Recalcitrance limits biomass application in biorefinery. It is even more so when toxic chlorophenols are present. In this study, we screened a microbial consortium, OEM2, for lignocellulose deconstruction and chlorophenols detoxification through a short-term and efficient screening process. Microbial consortium OEM2 had a good buffer capability in the cultivation process and exhibited a high xylanase activity, with over 85% hemicellulose degradation within 12 days. Throughout the treatment process, 41.5% rice straw decomposition on day12 and around 75% chlorophenols (MCP, 2,4-DCP, 2,4,6-TCP) removal on day 9, were recorded. Moreover, Fourier translation infrared spectroscopy (FTIR) analysis indicated that chemical bonds and groups (eg. hydrogen-bond, β-1,4 glycosidic bond, lignin-carbohydrate cross-linking) in the rice straw were broken. Cuticle and silica layer destruction and subsequent exposed cellulose fibers were observed by scanning electron microscopy (SEM). Microbial consortium OEM2 diversity analysis by 16S rRNA gene sequencing indicated that Proteobacteria (41.3%) was the most abundant phylum and the genera Paenibacillus and Pseudomonas played an important role in the lignocellulose decomposition and chlorophenols detoxification. This study developed a faster and more efficient strategy to screen a specific microbial consortium. And the new microbial consortium, OEM2, makes lignocellulose more accessible and complex pollutants unproblematic in the further biorefinery process.
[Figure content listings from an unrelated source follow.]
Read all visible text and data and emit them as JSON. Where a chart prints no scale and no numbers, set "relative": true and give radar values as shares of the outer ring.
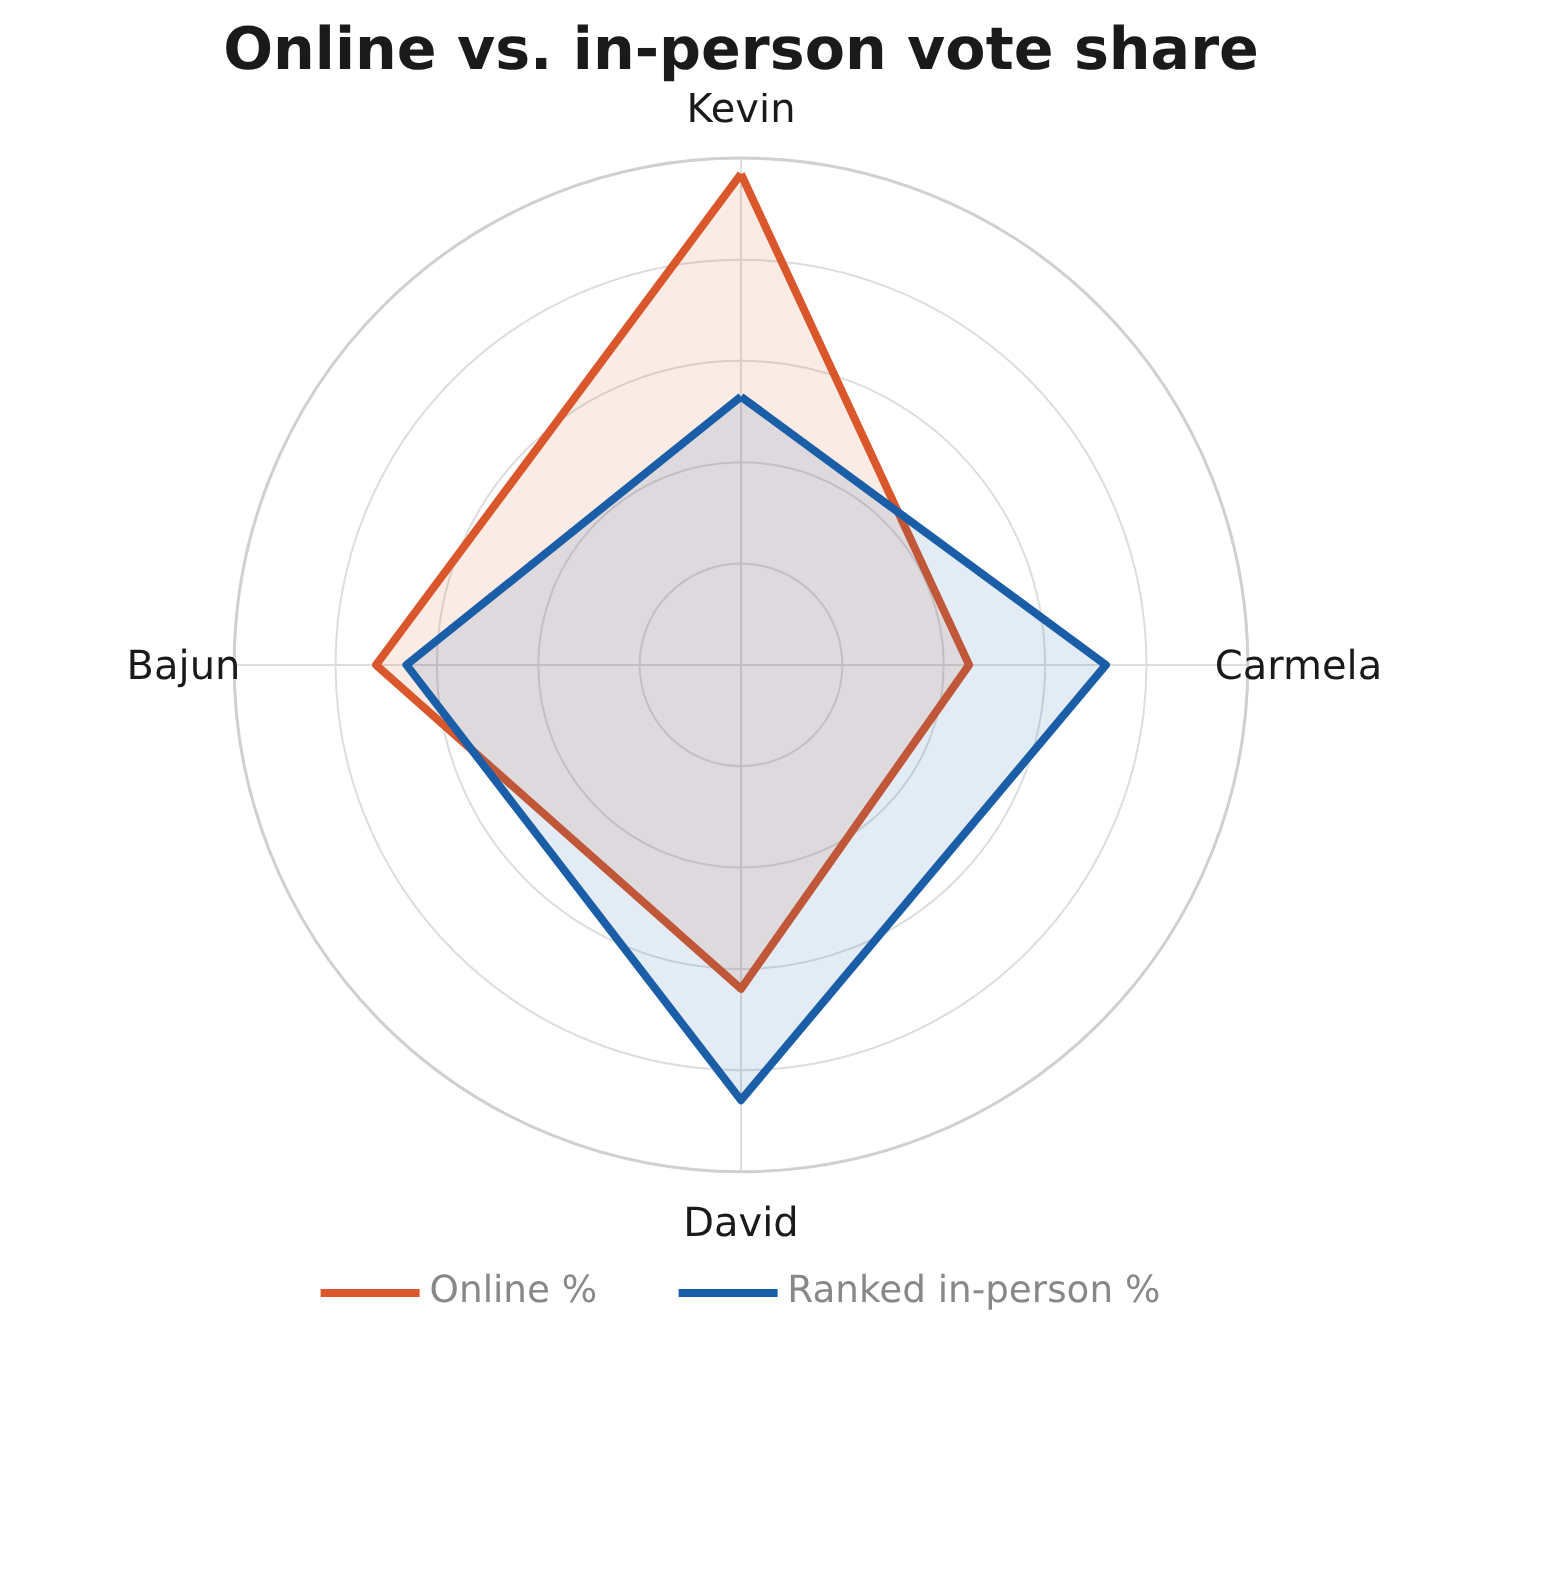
{
  "chart_data": {
    "type": "radar",
    "title": "Online vs. in-person vote share",
    "categories": [
      "Kevin",
      "Carmela",
      "David",
      "Bajun"
    ],
    "relative": true,
    "grid": true,
    "legend": "bottom",
    "marker": "none",
    "line_style": "solid",
    "series": [
      {
        "name": "Online %",
        "color": "#d9572b",
        "values": [
          0.97,
          0.45,
          0.64,
          0.72
        ]
      },
      {
        "name": "Ranked in-person %",
        "color": "#1a5ea8",
        "values": [
          0.53,
          0.72,
          0.86,
          0.66
        ]
      }
    ]
  }
}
顽固性限制了生物质在生物炼制中的应用。当存在有毒的氯酚时，情况更是如此。在这项研究中，我们通过短期有效的筛选过程筛选了微生物联盟OEM2，以进行木质纤维素的分解和氯酚的解毒。微生物联盟OEM2在培养过程中具有良好的缓冲能力，并表现出高的木聚糖酶活性，在12天内半纤维素降解率超过85％。在整个处理过程中，第12天记录了稻草分解的41.5％，第9天记录了约75％的氯酚（MCP，2,4-DCP，2,4,6-TCP）的去除。此外，傅立叶变换红外光谱（FTIR）分析表明稻草中的化学键和基团（例如氢键，β-1,4糖苷键，木质素-碳水化合物交联）被破坏。通过扫描电子显微镜（SEM）观察到表皮和二氧化硅层的破坏以及随后暴露的纤维素纤维。通过16S rRNA基因测序进行的微生物联盟OEM2多样性分析表明：变形杆菌（41.3％）是最丰富的门，Paenibacillus和Pseudomonas属在木质纤维素分解和氯酚解毒中起重要作用。这项研究开发了一种更快，更有效的策略来筛选特定的微生物联盟。而且，新的微生物联盟OEM2使木质纤维素更容易获得，并且在进一步的生物精炼过程中，复杂的污染物毫无问题。